The mortality recorded during the experiment might have come from the alteration in the physico chemical parameters of the media. This observation was similar to the report of Eilien et al. (1991) that fish mortality tests are affected by temperature dissolved oxygen concentration, pH and duration of exposure well.
The histological study reveals the adverse effect of the phenergen on vital organ like gill. The examined organ made fragile, the structure as well as their cell deformed. Also the organs were enlarged and porous. The treated fish gills were swollen and the lamella were extensively fused together and congested with blood.

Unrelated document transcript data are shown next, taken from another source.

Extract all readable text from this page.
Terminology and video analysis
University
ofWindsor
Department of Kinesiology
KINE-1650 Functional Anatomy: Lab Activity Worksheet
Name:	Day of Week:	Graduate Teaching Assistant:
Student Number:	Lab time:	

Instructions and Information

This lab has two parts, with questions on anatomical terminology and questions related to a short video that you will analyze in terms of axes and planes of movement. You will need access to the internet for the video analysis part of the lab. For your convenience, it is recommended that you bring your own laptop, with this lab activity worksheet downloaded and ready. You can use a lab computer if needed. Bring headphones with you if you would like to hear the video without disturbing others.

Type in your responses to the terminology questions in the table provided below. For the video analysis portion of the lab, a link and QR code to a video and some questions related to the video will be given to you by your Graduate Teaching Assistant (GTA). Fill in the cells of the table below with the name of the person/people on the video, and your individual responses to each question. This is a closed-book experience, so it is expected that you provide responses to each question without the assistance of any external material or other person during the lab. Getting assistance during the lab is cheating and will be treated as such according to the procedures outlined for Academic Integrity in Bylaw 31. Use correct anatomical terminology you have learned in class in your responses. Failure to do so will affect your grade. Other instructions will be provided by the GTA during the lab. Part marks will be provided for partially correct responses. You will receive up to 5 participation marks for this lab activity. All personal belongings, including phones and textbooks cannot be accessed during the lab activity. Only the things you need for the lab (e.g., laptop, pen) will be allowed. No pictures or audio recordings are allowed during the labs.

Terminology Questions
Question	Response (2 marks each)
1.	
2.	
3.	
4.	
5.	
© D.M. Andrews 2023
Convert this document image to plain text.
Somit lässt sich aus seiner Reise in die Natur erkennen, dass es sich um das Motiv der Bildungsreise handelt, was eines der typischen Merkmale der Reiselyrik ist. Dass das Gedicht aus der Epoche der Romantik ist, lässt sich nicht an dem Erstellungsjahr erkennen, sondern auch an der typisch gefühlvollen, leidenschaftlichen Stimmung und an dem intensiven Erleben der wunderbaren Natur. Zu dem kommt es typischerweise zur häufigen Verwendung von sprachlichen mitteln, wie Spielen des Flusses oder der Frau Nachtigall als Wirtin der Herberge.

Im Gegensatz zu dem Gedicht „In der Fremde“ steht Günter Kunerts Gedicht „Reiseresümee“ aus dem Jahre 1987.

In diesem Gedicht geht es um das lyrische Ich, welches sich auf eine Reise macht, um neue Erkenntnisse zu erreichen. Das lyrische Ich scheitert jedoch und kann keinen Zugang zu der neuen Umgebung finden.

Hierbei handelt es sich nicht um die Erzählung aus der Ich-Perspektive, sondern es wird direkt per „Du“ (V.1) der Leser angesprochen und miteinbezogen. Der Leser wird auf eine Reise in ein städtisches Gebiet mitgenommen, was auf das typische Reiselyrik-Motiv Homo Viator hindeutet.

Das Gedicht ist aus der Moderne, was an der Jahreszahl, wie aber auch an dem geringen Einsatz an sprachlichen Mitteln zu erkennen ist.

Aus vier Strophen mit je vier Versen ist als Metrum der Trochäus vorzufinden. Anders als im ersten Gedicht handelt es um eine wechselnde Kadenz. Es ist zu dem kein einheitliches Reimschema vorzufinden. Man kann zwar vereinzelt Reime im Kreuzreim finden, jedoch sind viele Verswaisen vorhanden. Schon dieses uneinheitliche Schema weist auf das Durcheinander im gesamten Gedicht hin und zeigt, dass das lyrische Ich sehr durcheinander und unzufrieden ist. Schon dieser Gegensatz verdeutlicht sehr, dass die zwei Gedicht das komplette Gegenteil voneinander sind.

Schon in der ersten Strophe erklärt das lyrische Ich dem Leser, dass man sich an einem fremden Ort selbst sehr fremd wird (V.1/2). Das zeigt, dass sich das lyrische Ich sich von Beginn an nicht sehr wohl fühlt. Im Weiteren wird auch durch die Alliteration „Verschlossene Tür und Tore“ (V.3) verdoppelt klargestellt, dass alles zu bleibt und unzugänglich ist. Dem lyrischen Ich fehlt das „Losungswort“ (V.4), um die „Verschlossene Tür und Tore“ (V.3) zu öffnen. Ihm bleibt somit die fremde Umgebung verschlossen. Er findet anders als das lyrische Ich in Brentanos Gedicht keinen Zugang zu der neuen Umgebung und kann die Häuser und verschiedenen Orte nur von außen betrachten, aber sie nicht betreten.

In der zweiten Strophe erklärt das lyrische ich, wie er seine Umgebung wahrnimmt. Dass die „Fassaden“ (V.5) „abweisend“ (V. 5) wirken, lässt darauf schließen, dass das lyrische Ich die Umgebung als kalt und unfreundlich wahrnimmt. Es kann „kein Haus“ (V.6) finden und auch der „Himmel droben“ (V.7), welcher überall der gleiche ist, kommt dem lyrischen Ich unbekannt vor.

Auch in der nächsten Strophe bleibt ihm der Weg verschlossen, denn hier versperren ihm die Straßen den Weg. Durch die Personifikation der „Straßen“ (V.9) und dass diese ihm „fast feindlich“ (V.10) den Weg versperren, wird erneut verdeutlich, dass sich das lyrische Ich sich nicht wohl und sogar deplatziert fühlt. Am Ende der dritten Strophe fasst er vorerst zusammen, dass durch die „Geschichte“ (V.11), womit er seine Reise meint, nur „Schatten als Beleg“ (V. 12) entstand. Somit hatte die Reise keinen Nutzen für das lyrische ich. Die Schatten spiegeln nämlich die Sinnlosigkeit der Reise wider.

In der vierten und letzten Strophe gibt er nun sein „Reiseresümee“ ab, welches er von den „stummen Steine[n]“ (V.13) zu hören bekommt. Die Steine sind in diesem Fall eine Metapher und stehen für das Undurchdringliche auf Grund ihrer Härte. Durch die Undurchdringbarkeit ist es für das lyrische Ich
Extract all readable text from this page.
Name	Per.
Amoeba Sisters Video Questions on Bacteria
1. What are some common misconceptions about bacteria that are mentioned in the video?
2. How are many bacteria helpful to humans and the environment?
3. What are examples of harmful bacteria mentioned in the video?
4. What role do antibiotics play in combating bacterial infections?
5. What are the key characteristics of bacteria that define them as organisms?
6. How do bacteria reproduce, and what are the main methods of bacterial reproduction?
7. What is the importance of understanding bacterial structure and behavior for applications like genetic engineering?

This agrees with the work of Aderiye (1998) who reported that the gill structure of the fish O. niloticus treated with petrol and engine oil mixture was fused together and that there was an extensive hyperplasia and separation of the epithelia layer from the supportive tissue.
The absence of discernible charge is gill structure of Oreocromis niloticus treated with promethazine hydrochloride of two concentrations indicates that fish mortality observed in these levels could have been caused by the accumulation of the mucous on the gills epithelium which might impair osmoregulation and gaseous exchange resulting to suffocation of the fish.
CONCLUSIONS
The study was carried out using Promethazine hydrochloride for toxicity test on Nile Tilapia (O. niloticus).The test organisms is very important in warm freshwater captured and cultured fisheries. Physico-chemical parameters (CO2, pH,Temperature hardness) of the entire test media conducted were within the normal range, so toxicity could not have resulted fro the media physico-chemical parameters. Responses of the test organism in the various concentration of prtomethazine hydrochloride (phenergan) show that the test material could be used as potential toxicant. The LC50 value was 0.035 g L-1 for fish exposed to prtomethazine hydrochloride (phenergan) for 96 h. The dosage of each concentration and time of exposure influenced fish opercula movement and this increased with increased concentration up till toxic stage when the opercula movement gradually reduced and later stopped.
Finally, the use of prtomethazine hydrochloride as toxicant on O. niloticus juveniles is viewed positive therefore this study may be used as basis for toxicity levels for O. niloticus juveniles.